November 17, 2024

German Central Bank Cuts Country’s Growth Forecast

Considering “the difficult economic situation in some euro-area countries and widespread uncertainty, economic growth will be lower than previously assumed,” the Bundesbank said.

Germany’s gross domestic product is likely to expand by only 0.4 percent next year, the bank said, down from its June forecast for 1.6 percent growth.

The bank did sound an optimistic note, saying that G.D.P. stood to rise by 1.9 percent in 2014 “if the euro-area banking and sovereign debt crisis does not escalate further and uncertainty among investors and consumers gradually subsides.”

Reinforcing the Bundesbank’s pessimism, a report Friday from the Economy Ministry in Berlin indicated that industrial production at German factories tumbled by 2.6 percent in October from September, and 3.7 percent from a year earlier.

“The German decoupling from the rest of the euro zone has come to an end,” Carsten Brzeski, an economist in Brussels with the commercial bank ING, wrote in a research note. “Strong trading ties with non-Eurozone countries had shielded the economy against the euro crisis. Now, with the global economic cooling in the second half of the year, this immunity is quickly fading away.

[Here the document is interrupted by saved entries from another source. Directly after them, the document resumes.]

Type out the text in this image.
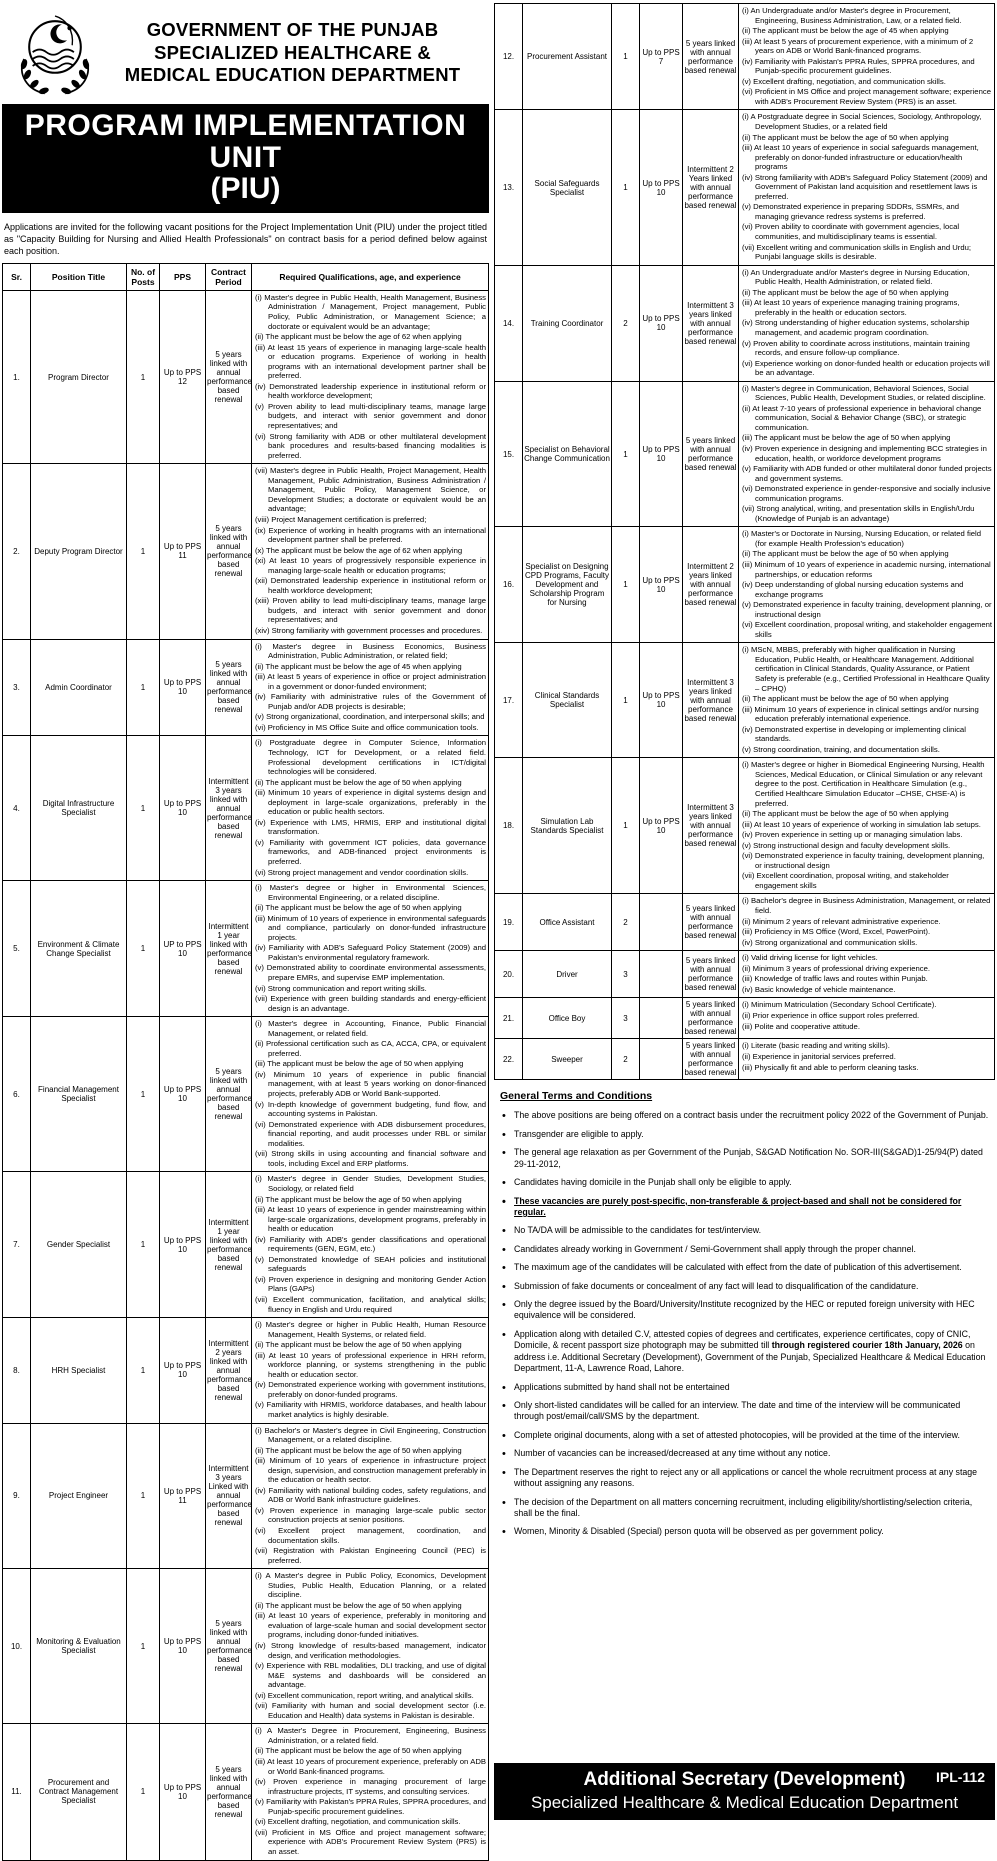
GOVERNMENT OF THE PUNJAB
SPECIALIZED HEALTHCARE &
MEDICAL EDUCATION DEPARTMENT
PROGRAM IMPLEMENTATION UNIT
(PIU)

Applications are invited for the following vacant positions for the Project Implementation Unit (PIU) under the project titled as "Capacity Building for Nursing and Allied Health Professionals" on contract basis for a period defined below against each position.

Sr.	Position Title	No. of Posts	PPS	Contract Period	Required Qualifications, age, and experience
1.	Program Director	1	Up to PPS 12	5 years linked with annual performance based renewal	
(i) Master's degree in Public Health, Health Management, Business Administration / Management, Project management, Public Policy, Public Administration, or Management Science; a doctorate or equivalent would be an advantage;
(ii) The applicant must be below the age of 62 when applying
(iii) At least 15 years of experience in managing large-scale health or education programs. Experience of working in health programs with an international development partner shall be preferred.
(iv) Demonstrated leadership experience in institutional reform or health workforce development;
(v) Proven ability to lead multi-disciplinary teams, manage large budgets, and interact with senior government and donor representatives; and
(vi) Strong familiarity with ADB or other multilateral development bank procedures and results-based financing modalities is preferred.

2.	Deputy Program Director	1	Up to PPS 11	5 years linked with annual performance based renewal	
(vii) Master's degree in Public Health, Project Management, Health Management, Public Administration, Business Administration / Management, Public Policy, Management Science, or Development Studies; a doctorate or equivalent would be an advantage;
(viii) Project Management certification is preferred;
(ix) Experience of working in health programs with an international development partner shall be preferred.
(x) The applicant must be below the age of 62 when applying
(xi) At least 10 years of progressively responsible experience in managing large-scale health or education programs;
(xii) Demonstrated leadership experience in institutional reform or health workforce development;
(xiii) Proven ability to lead multi-disciplinary teams, manage large budgets, and interact with senior government and donor representatives; and
(xiv) Strong familiarity with government processes and procedures.

3.	Admin Coordinator	1	Up to PPS 10	5 years linked with annual performance based renewal	
(i) Master's degree in Business Economics, Business Administration, Public Administration, or related field;
(ii) The applicant must be below the age of 45 when applying
(iii) At least 5 years of experience in office or project administration in a government or donor-funded environment;
(iv) Familiarity with administrative rules of the Government of Punjab and/or ADB projects is desirable;
(v) Strong organizational, coordination, and interpersonal skills; and
(vi) Proficiency in MS Office Suite and office communication tools.

4.	Digital Infrastructure Specialist	1	Up to PPS 10	Intermittent 3 years linked with annual performance based renewal	
(i) Postgraduate degree in Computer Science, Information Technology, ICT for Development, or a related field. Professional development certifications in ICT/digital technologies will be considered.
(ii) The applicant must be below the age of 50 when applying
(iii) Minimum 10 years of experience in digital systems design and deployment in large-scale organizations, preferably in the education or public health sectors.
(iv) Experience with LMS, HRMIS, ERP and institutional digital transformation.
(v) Familiarity with government ICT policies, data governance frameworks, and ADB-financed project environments is preferred.
(vi) Strong project management and vendor coordination skills.

5.	Environment & Climate Change Specialist	1	UP to PPS 10	Intermittent 1 year linked with performance based renewal	
(i) Master's degree or higher in Environmental Sciences, Environmental Engineering, or a related discipline.
(ii) The applicant must be below the age of 50 when applying
(iii) Minimum of 10 years of experience in environmental safeguards and compliance, particularly on donor-funded infrastructure projects.
(iv) Familiarity with ADB's Safeguard Policy Statement (2009) and Pakistan's environmental regulatory framework.
(v) Demonstrated ability to coordinate environmental assessments, prepare EMRs, and supervise EMP implementation.
(vi) Strong communication and report writing skills.
(vii) Experience with green building standards and energy-efficient design is an advantage.

6.	Financial Management Specialist	1	Up to PPS 10	5 years linked with annual performance based renewal	
(i) Master's degree in Accounting, Finance, Public Financial Management, or related field.
(ii) Professional certification such as CA, ACCA, CPA, or equivalent preferred.
(iii) The applicant must be below the age of 50 when applying
(iv) Minimum 10 years of experience in public financial management, with at least 5 years working on donor-financed projects, preferably ADB or World Bank-supported.
(v) In-depth knowledge of government budgeting, fund flow, and accounting systems in Pakistan.
(vi) Demonstrated experience with ADB disbursement procedures, financial reporting, and audit processes under RBL or similar modalities.
(vii) Strong skills in using accounting and financial software and tools, including Excel and ERP platforms.

7.	Gender Specialist	1	Up to PPS 10	Intermittent 1 year linked with performance based renewal	
(i) Master's degree in Gender Studies, Development Studies, Sociology, or related field
(ii) The applicant must be below the age of 50 when applying
(iii) At least 10 years of experience in gender mainstreaming within large-scale organizations, development programs, preferably in health or education
(iv) Familiarity with ADB's gender classifications and operational requirements (GEN, EGM, etc.)
(v) Demonstrated knowledge of SEAH policies and institutional safeguards
(vi) Proven experience in designing and monitoring Gender Action Plans (GAPs)
(vii) Excellent communication, facilitation, and analytical skills; fluency in English and Urdu required

8.	HRH Specialist	1	Up to PPS 10	Intermittent 2 years linked with annual performance based renewal	(i) Master's degree or higher in Public Health, Human Resource Management, Health Systems, or related field.
(ii) The applicant must be below the age of 50 when applying
(iii) At least 10 years of professional experience in HRH reform, workforce planning, or systems strengthening in the public health or education sector.
(iv) Demonstrated experience working with government institutions, preferably on donor-funded programs.
(v) Familiarity with HRMIS, workforce databases, and health labour market analytics is highly desirable.

9.	Project Engineer	1	Up to PPS 11	Intermittent 3 years Linked with annual performance based renewal	
(i) Bachelor's or Master's degree in Civil Engineering, Construction Management, or a related discipline.
(ii) The applicant must be below the age of 50 when applying
(iii) Minimum of 10 years of experience in infrastructure project design, supervision, and construction management preferably in the education or health sector.
(iv) Familiarity with national building codes, safety regulations, and ADB or World Bank infrastructure guidelines.
(v) Proven experience in managing large-scale public sector construction projects at senior positions.
(vi) Excellent project management, coordination, and documentation skills.
(vii) Registration with Pakistan Engineering Council (PEC) is preferred.

10.	Monitoring & Evaluation Specialist	1	Up to PPS 10	5 years linked with annual performance based renewal	
(i) A Master's degree in Public Policy, Economics, Development Studies, Public Health, Education Planning, or a related discipline.
(ii) The applicant must be below the age of 50 when applying
(iii) At least 10 years of experience, preferably in monitoring and evaluation of large-scale human and social development sector programs, including donor-funded initiatives.
(iv) Strong knowledge of results-based management, indicator design, and verification methodologies.
(v) Experience with RBL modalities, DLI tracking, and use of digital M&E systems and dashboards will be considered an advantage.
(vi) Excellent communication, report writing, and analytical skills.
(vii) Familiarity with human and social development sector (i.e. Education and Health) data systems in Pakistan is desirable.

11.	Procurement and Contract Management Specialist	1	Up to PPS 10	5 years linked with annual performance based renewal	
(i) A Master's Degree in Procurement, Engineering, Business Administration, or a related field.
(ii) The applicant must be below the age of 50 when applying
(iii) At least 10 years of procurement experience, preferably on ADB or World Bank-financed programs.
(iv) Proven experience in managing procurement of large infrastructure projects, IT systems, and consulting services.
(v) Familiarity with Pakistan's PPRA Rules, SPPRA procedures, and Punjab-specific procurement guidelines.
(vi) Excellent drafting, negotiation, and communication skills.
(vii) Proficient in MS Office and project management software; experience with ADB's Procurement Review System (PRS) is an asset.
12.	Procurement Assistant	1	Up to PPS 7	5 years linked with annual performance based renewal	
(i) An Undergraduate and/or Master's degree in Procurement, Engineering, Business Administration, Law, or a related field.
(ii) The applicant must be below the age of 45 when applying
(iii) At least 5 years of procurement experience, with a minimum of 2 years on ADB or World Bank-financed programs.
(iv) Familiarity with Pakistan's PPRA Rules, SPPRA procedures, and Punjab-specific procurement guidelines.
(v) Excellent drafting, negotiation, and communication skills.
(vi) Proficient in MS Office and project management software; experience with ADB's Procurement Review System (PRS) is an asset.

13.	Social Safeguards Specialist	1	Up to PPS 10	Intermittent 2 Years linked with annual performance based renewal	
(i) A Postgraduate degree in Social Sciences, Sociology, Anthropology, Development Studies, or a related field
(ii) The applicant must be below the age of 50 when applying
(iii) At least 10 years of experience in social safeguards management, preferably on donor-funded infrastructure or education/health programs
(iv) Strong familiarity with ADB's Safeguard Policy Statement (2009) and Government of Pakistan land acquisition and resettlement laws is preferred.
(v) Demonstrated experience in preparing SDDRs, SSMRs, and managing grievance redress systems is preferred.
(vi) Proven ability to coordinate with government agencies, local communities, and multidisciplinary teams is essential.
(vii) Excellent writing and communication skills in English and Urdu; Punjabi language skills is desirable.

14.	Training Coordinator	2	Up to PPS 10	Intermittent 3 years linked with annual performance based renewal	
(i) An Undergraduate and/or Master's degree in Nursing Education, Public Health, Health Administration, or related field.
(ii) The applicant must be below the age of 50 when applying
(iii) At least 10 years of experience managing training programs, preferably in the health or education sectors.
(iv) Strong understanding of higher education systems, scholarship management, and academic program coordination.
(v) Proven ability to coordinate across institutions, maintain training records, and ensure follow-up compliance.
(vi) Experience working on donor-funded health or education projects will be an advantage.

15.	Specialist on Behavioral Change Communication	1	Up to PPS 10	5 years linked with annual performance based renewal	
(i) Master's degree in Communication, Behavioral Sciences, Social Sciences, Public Health, Development Studies, or related discipline.
(ii) At least 7-10 years of professional experience in behavioral change communication, Social & Behavior Change (SBC), or strategic communication.
(iii) The applicant must be below the age of 50 when applying
(iv) Proven experience in designing and implementing BCC strategies in education, health, or workforce development programs
(v) Familiarity with ADB funded or other multilateral donor funded projects and government systems.
(vi) Demonstrated experience in gender-responsive and socially inclusive communication programs.
(vii) Strong analytical, writing, and presentation skills in English/Urdu (Knowledge of Punjab is an advantage)

16.	Specialist on Designing CPD Programs, Faculty Development and Scholarship Program for Nursing	1	Up to PPS 10	Intermittent 2 years linked with annual performance based renewal	
(i) Master's or Doctorate in Nursing, Nursing Education, or related field (for example Health Profession's education)
(ii) The applicant must be below the age of 50 when applying
(iii) Minimum of 10 years of experience in academic nursing, international partnerships, or education reforms
(iv) Deep understanding of global nursing education systems and exchange programs
(v) Demonstrated experience in faculty training, development planning, or instructional design
(vi) Excellent coordination, proposal writing, and stakeholder engagement skills

17.	Clinical Standards Specialist	1	Up to PPS 10	Intermittent 3 years linked with annual performance based renewal	(i) MScN, MBBS, preferably with higher qualification in Nursing Education, Public Health, or Healthcare Management. Additional certification in Clinical Standards, Quality Assurance, or Patient Safety is preferable (e.g., Certified Professional in Healthcare Quality – CPHQ)
(ii) The applicant must be below the age of 50 when applying
(iii) Minimum 10 years of experience in clinical settings and/or nursing education preferably international experience.
(iv) Demonstrated expertise in developing or implementing clinical standards.
(v) Strong coordination, training, and documentation skills.

18.	Simulation Lab Standards Specialist	1	Up to PPS 10	Intermittent 3 years linked with annual performance based renewal	
(i) Master's degree or higher in Biomedical Engineering Nursing, Health Sciences, Medical Education, or Clinical Simulation or any relevant degree to the post. Certification in Healthcare Simulation (e.g., Certified Healthcare Simulation Educator –CHSE, CHSE-A) is preferred.
(ii) The applicant must be below the age of 50 when applying
(iii) At least 10 years of experience of working in simulation lab setups.
(iv) Proven experience in setting up or managing simulation labs.
(v) Strong instructional design and faculty development skills.
(vi) Demonstrated experience in faculty training, development planning, or instructional design
(vii) Excellent coordination, proposal writing, and stakeholder engagement skills

19.	Office Assistant	2		5 years linked with annual performance based renewal	(i) Bachelor's degree in Business Administration, Management, or related field.
(ii) Minimum 2 years of relevant administrative experience.
(iii) Proficiency in MS Office (Word, Excel, PowerPoint).
(iv) Strong organizational and communication skills.

20.	Driver	3		5 years linked with annual performance based renewal	(i) Valid driving license for light vehicles.
(ii) Minimum 3 years of professional driving experience.
(iii) Knowledge of traffic laws and routes within Punjab.
(iv) Basic knowledge of vehicle maintenance.

21.	Office Boy	3		5 years linked with annual performance based renewal	(i) Minimum Matriculation (Secondary School Certificate).
(ii) Prior experience in office support roles preferred.
(iii) Polite and cooperative attitude.

22.	Sweeper	2		5 years linked with annual performance based renewal	(i) Literate (basic reading and writing skills).
(ii) Experience in janitorial services preferred.
(iii) Physically fit and able to perform cleaning tasks.
General Terms and Conditions
• The above positions are being offered on a contract basis under the recruitment policy 2022 of the Government of Punjab.
• Transgender are eligible to apply.
• The general age relaxation as per Government of the Punjab, S&GAD Notification No. SOR-III(S&GAD)1-25/94(P) dated 29-11-2012,
• Candidates having domicile in the Punjab shall only be eligible to apply.
• These vacancies are purely post-specific, non-transferable & project-based and shall not be considered for regular.
• No TA/DA will be admissible to the candidates for test/interview.
• Candidates already working in Government / Semi-Government shall apply through the proper channel.
• The maximum age of the candidates will be calculated with effect from the date of publication of this advertisement.
• Submission of fake documents or concealment of any fact will lead to disqualification of the candidature.
• Only the degree issued by the Board/University/Institute recognized by the HEC or reputed foreign university with HEC equivalence will be considered.
• Application along with detailed C.V, attested copies of degrees and certificates, experience certificates, copy of CNIC, Domicile, & recent passport size photograph may be submitted till through registered courier 18th January, 2026 on address i.e. Additional Secretary (Development), Government of the Punjab, Specialized Healthcare & Medical Education Department, 11-A, Lawrence Road, Lahore.
• Applications submitted by hand shall not be entertained
• Only short-listed candidates will be called for an interview. The date and time of the interview will be communicated through post/email/call/SMS by the department.
• Complete original documents, along with a set of attested photocopies, will be provided at the time of the interview.
• Number of vacancies can be increased/decreased at any time without any notice.
• The Department reserves the right to reject any or all applications or cancel the whole recruitment process at any stage without assigning any reasons.
• The decision of the Department on all matters concerning recruitment, including eligibility/shortlisting/selection criteria, shall be the final.
• Women, Minority & Disabled (Special) person quota will be observed as per government policy.
IPL-112
Additional Secretary (Development)
Specialized Healthcare & Medical Education Department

The thinning out of order books throughout the year is finally feeding through to the real economy.”

The euro zone as a whole is already in recession, with the currency bloc’s G.D.P. falling in the third quarter by 0.1 percent from the April-June period, Eurostat, the statistical office of the European Union, said Thursday. That was a second consecutive quarterly decline — the textbook definition of the onset of a recession.

Despite the current malaise, “the sound underlying health of the German economy suggests that it will overcome the temporary lull without major damage to the employment, in particular,” the Bundesbank president, Jens Weidmann, said in a statement.

Germany’s unemployment rate was 5.4 percent in October, according to Eurostat. That was well below the euro zone rate for that month of 11.7 percent, a record.

And yet, Mr. Weidmann issued a warning Friday: “The balance of risks is on the downside. If global economic growth falls short of expectations or the debt crisis intensifies in some countries, growth will probably fall below the baseline assumption.”

Recent data have indicated that even with a calming of markets after long months of crisis, Europe remains in a rut. Eurostat said Wednesday that euro zone retail sales fell 1.2 percent in October from September, a sign that the limping job market is holding back economic activity.

The Bundesbank forecast came a day after the European Central Bank offered a much gloomier outlook for the 17-nation euro zone. The E.C.B. president, Mario Draghi, said the bank now expected 2013 growth of no more than 0.3 percent, weaker than its previous forecast for 0.5 percent growth.